Zum Schmunzeln war es schon: Ein vermeintlich unachtsamer Baggerführer durchtrennt mit seinem Bohrer vier Glasfaserkabel und wieder einmal bricht an deutschen Flughäfen – allen voran am Flughafen Frankfurt – das Chaos aus. Und wer ist schuld? Selbstredend der Baggerführer. Doch halt. Erstens: Wieso trifft er das Kabel überhaupt? Und zweitens: Wieso hat das derartige Auswirkungen?

Ein Kommentar von Susanne Nolte

Susanne Nolte beschäftigt sich mit Servern, Rechenzentren, Storage und Green-IT.

Denn üblicherweise baggern Baggerführer nicht so einfach in der Erde herum, frei nach dem Motto: "Wer baggert so spät im Baggerloch, es ist der Baggerführer, der baggert noch." Für solche Arbeiten werden Aufträge erteilt, in deren Rahmen nicht nur die Verantwortlichkeiten und Haftungsfragen geklärt werden, sondern auch, welche Informationen der beauftragten Firma zur Verfügung gestellt werden müssen. Dazu gehören auch die Pläne der unterirdischen Leitungen. Wo der Auftraggeber, in diesem Fall die Bahn AG, die Pläne der von der Telekom verlegten Glasfaserleitungen herbekommt, ist nicht Sache der Baufirma – und erst recht nicht die des Baggerführers. Der baggert also nach Plan, und zwar genau nach dem, der seinem Vorgesetzten vorliegt.
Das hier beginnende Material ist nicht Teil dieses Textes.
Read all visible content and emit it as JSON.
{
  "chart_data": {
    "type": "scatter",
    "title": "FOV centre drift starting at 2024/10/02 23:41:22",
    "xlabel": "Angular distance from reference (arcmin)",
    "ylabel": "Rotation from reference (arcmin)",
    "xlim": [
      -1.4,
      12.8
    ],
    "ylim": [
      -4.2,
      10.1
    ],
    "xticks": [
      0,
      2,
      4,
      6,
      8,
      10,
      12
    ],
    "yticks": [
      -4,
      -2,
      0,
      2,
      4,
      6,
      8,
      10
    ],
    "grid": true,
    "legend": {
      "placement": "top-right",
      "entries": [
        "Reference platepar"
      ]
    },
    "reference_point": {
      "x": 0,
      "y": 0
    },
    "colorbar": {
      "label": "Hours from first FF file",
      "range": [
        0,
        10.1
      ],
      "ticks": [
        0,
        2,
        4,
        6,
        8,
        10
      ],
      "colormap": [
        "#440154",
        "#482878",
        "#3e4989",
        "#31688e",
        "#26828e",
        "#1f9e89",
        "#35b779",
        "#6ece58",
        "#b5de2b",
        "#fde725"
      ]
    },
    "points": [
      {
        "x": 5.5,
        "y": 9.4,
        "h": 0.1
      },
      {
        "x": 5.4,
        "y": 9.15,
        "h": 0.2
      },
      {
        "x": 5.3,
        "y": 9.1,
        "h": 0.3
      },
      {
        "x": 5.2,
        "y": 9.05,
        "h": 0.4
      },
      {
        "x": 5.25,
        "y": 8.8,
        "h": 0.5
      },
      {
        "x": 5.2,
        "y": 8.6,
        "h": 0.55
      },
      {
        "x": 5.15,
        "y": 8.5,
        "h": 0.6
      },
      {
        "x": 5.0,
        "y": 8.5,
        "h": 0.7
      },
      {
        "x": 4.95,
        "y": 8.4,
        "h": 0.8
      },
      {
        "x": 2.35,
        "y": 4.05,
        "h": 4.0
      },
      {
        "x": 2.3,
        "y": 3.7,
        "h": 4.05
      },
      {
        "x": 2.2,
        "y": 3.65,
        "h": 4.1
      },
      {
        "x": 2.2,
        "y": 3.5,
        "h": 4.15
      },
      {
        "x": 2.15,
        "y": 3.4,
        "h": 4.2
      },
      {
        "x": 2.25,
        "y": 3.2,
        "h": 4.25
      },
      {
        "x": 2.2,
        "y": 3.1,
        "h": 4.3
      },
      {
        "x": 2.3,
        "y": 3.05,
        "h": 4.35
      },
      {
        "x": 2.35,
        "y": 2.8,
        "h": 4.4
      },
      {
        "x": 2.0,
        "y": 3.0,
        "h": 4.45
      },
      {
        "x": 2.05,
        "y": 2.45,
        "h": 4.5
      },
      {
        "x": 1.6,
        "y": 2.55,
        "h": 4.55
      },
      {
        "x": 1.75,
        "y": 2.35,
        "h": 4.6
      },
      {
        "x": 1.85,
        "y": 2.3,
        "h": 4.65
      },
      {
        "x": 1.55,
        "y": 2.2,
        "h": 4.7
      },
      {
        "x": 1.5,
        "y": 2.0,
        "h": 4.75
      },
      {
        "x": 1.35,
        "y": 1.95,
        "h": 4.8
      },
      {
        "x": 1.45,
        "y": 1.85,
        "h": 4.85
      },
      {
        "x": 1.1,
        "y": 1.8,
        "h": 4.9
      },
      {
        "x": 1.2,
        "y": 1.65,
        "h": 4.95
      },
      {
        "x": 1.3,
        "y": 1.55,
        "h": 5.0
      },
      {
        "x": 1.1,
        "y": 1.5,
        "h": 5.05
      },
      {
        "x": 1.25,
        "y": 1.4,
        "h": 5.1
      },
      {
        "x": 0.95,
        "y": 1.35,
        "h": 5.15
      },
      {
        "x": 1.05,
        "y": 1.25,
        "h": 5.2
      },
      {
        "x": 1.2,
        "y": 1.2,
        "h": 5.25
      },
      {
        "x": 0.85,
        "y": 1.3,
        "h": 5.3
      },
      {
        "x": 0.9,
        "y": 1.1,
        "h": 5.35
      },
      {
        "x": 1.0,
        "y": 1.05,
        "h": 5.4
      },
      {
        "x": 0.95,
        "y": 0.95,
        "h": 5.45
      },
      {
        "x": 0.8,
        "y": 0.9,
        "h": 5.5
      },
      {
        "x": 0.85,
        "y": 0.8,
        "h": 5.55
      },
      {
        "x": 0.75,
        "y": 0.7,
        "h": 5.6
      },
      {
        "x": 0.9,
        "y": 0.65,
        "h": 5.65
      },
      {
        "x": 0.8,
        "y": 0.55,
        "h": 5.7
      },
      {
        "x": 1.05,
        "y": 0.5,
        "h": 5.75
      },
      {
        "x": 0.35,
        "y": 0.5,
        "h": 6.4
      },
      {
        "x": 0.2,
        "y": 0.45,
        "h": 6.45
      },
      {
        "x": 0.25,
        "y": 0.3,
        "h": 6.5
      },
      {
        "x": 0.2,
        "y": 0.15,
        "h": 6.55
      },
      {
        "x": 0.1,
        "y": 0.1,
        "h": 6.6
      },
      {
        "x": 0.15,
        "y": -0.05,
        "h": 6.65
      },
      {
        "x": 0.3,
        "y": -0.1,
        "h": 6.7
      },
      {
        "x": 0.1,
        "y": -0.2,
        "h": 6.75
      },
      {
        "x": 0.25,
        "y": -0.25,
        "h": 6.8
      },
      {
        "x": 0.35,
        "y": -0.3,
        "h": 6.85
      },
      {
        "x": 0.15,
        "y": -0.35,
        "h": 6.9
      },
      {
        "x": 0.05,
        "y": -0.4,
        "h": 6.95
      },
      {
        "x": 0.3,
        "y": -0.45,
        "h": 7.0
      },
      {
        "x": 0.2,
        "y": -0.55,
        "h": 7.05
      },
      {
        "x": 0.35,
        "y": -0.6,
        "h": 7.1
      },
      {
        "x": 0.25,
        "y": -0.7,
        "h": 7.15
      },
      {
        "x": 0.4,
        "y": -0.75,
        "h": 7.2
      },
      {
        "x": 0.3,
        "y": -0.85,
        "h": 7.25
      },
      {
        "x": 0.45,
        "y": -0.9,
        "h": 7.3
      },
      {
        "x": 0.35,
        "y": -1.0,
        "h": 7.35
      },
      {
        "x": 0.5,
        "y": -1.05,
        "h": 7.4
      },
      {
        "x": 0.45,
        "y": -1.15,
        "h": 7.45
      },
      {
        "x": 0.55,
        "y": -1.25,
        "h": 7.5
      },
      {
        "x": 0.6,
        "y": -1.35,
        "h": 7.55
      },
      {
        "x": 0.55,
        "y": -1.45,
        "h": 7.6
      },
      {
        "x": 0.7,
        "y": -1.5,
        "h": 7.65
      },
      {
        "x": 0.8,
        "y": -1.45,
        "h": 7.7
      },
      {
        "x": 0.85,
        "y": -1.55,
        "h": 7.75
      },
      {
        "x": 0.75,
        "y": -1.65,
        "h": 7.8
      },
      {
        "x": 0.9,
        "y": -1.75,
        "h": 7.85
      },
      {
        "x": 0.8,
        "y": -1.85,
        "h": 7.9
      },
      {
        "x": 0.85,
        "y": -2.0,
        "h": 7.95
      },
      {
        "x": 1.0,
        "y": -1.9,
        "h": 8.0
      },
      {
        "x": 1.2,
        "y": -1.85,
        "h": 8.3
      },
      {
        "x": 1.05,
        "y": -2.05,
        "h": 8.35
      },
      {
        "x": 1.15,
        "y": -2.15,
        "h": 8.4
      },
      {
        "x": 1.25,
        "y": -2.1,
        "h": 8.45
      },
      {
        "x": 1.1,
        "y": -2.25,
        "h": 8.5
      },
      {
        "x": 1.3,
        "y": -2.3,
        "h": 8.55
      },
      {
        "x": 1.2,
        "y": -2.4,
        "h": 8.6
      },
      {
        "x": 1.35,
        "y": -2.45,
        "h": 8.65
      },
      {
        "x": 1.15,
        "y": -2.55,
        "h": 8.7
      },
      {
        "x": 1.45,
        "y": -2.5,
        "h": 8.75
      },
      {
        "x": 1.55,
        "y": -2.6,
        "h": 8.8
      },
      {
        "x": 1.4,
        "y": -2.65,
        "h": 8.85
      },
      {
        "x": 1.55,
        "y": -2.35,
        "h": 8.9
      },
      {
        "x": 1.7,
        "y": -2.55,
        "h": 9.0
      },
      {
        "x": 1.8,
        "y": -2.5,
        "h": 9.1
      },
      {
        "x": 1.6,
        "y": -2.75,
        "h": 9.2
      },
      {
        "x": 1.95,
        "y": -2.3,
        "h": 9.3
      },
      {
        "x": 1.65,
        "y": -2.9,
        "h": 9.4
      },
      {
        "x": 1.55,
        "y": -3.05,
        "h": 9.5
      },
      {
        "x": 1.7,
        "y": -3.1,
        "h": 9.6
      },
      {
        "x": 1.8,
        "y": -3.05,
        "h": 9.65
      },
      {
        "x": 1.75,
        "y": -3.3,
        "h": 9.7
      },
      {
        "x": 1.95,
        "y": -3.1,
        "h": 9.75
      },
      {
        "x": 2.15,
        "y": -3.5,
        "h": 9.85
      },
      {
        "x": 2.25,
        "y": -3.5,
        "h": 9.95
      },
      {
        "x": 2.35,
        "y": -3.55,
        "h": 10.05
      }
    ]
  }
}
Und doch ist dieser Kabelschaden kein Einzelfall. Ein paar Beispiele gefällig? Erst wenige Tage zuvor hatte ein Bagger in Düsseldorf mehrere Glasfaserkabel durchtrennt. 15.000 DSL-Anschlüsse der Telekom, zehn Mobilfunkstationen in der Düsseldorfer Innenstadt und zahlreiche Online-Dienste der nordrhein-westfälischen Landesregierung waren offline. Im April 2021 hatte es bereits einen ähnlichen Vorfall in NRW gegeben. Einige Jahre zuvor hatte ein Bagger die Internetleitung der Führerschein- und Kfz-Stelle in Hannover durchtrennt. Die aber konnte sich vorübergehend durch den Rückgriff auf Papier und analoge Vorgänge behelfen. Manchmal ist es doch von Vorteil, dass die Digitalisierung deutsche Behörden noch nicht wirklich durchdrungen hat – könnte man meinen.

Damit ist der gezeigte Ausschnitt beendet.